On the morning of January 19, one week after the earthquake in Haiti, indie author Greg McQueen found himself feeling helpless.
From his home in Denmark, the U.K. transplant, like millions across the globe, was wracked with grief as he watched the tragedy unfold in Haiti. He wanted to help.
Then inspiration struck. In span of a few hours, starting with a video he entitled, "Dear Twitterverse," McQueen conceived of a book project titled, "100 Stories for Haiti," in which he'd call upon authors around the globe to contribute stories of 1,000 words or less for an anthology to benefit Haiti.

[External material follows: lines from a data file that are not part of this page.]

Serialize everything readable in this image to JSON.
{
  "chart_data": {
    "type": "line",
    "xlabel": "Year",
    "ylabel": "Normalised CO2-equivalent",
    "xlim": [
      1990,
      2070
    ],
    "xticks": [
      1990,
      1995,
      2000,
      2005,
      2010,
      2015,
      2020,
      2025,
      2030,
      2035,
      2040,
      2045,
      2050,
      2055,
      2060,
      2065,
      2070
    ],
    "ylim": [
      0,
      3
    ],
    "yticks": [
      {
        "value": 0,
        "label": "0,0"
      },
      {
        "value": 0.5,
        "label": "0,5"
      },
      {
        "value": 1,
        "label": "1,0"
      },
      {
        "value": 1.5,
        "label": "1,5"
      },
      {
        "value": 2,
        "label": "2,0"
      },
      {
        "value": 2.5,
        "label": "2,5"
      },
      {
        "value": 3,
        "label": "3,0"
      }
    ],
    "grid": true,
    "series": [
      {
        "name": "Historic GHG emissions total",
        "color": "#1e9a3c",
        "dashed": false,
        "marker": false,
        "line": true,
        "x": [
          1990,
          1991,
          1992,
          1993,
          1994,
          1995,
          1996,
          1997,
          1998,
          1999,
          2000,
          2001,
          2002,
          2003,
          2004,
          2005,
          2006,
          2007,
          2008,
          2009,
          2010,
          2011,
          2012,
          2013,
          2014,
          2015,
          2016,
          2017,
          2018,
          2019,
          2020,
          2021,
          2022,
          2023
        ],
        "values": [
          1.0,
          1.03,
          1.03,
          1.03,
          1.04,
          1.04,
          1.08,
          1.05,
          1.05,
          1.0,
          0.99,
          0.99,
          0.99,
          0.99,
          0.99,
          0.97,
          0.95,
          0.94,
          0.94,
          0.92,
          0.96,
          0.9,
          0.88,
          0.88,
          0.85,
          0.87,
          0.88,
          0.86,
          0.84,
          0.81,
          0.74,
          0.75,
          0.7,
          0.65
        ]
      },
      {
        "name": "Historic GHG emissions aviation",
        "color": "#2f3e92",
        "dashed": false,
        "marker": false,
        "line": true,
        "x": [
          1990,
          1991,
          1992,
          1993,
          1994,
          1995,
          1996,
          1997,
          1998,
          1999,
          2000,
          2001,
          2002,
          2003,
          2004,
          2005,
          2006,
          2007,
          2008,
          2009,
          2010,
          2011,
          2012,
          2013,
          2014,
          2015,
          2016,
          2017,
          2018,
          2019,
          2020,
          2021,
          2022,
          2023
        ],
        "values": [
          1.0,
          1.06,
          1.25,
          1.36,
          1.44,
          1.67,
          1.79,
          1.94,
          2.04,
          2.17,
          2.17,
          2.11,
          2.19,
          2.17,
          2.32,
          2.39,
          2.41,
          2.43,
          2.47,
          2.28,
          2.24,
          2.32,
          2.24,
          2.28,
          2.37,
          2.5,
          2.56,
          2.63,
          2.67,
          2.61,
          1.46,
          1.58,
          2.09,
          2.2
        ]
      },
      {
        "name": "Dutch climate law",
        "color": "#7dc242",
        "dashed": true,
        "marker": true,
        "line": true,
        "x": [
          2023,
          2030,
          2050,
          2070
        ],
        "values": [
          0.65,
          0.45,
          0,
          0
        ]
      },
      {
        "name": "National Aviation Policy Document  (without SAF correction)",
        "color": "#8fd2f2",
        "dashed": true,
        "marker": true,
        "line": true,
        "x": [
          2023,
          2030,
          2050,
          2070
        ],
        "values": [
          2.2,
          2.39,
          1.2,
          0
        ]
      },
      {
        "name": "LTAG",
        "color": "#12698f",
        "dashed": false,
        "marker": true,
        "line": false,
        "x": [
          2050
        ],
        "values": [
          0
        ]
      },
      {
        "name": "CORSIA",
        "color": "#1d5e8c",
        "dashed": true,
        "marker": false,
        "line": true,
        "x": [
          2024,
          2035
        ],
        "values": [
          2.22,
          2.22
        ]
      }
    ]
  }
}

Within a couple days, he assembled a global team of volunteer publishers, editors and authors to assemble the book. Within a couple weeks, he and his editors selected 100 stories contributed by authors in 10 different countries.
Today, a mere six weeks and two days after inspiration struck, the book is available for purchase in both ebook and print book formats.
The ebook version can be purchased at the 100 Stories For Haiti page at Smashwords, where the reader can choose what they want to pay for it. They can get the book for free, or they can pay as much as they want. All proceeds, minus the credit card fee charged by PayPal, will go directly to Red Cross disaster relief.
The print version is available from Bridge House Publishing in the U.K. for the price of £11.99 plus shipping fee.
This isn't the first time indie authors have rallied together to make a difference. Back in September, Smashwords author Ed Patterson organized Operation Ebook Drop, a non-profit initiative that allows indie authors to donate free ebooks to coalition troops and international peace keepers. The initiative has supplied thousands of ebooks to troops.
The 100 Stories for Haiti project also provides a hint, I think, of what the future of book publishing might look like.
Powerful free online publishing tools, combined with the instant community formation enabled by Twitter and Facebook -- allow virtual publishers to spontaneously emerge, collaborate, edit and publish in minutes or days.
Contrast this with the typical 12-18 months most big publishers require to publish a finished book after they acquire it.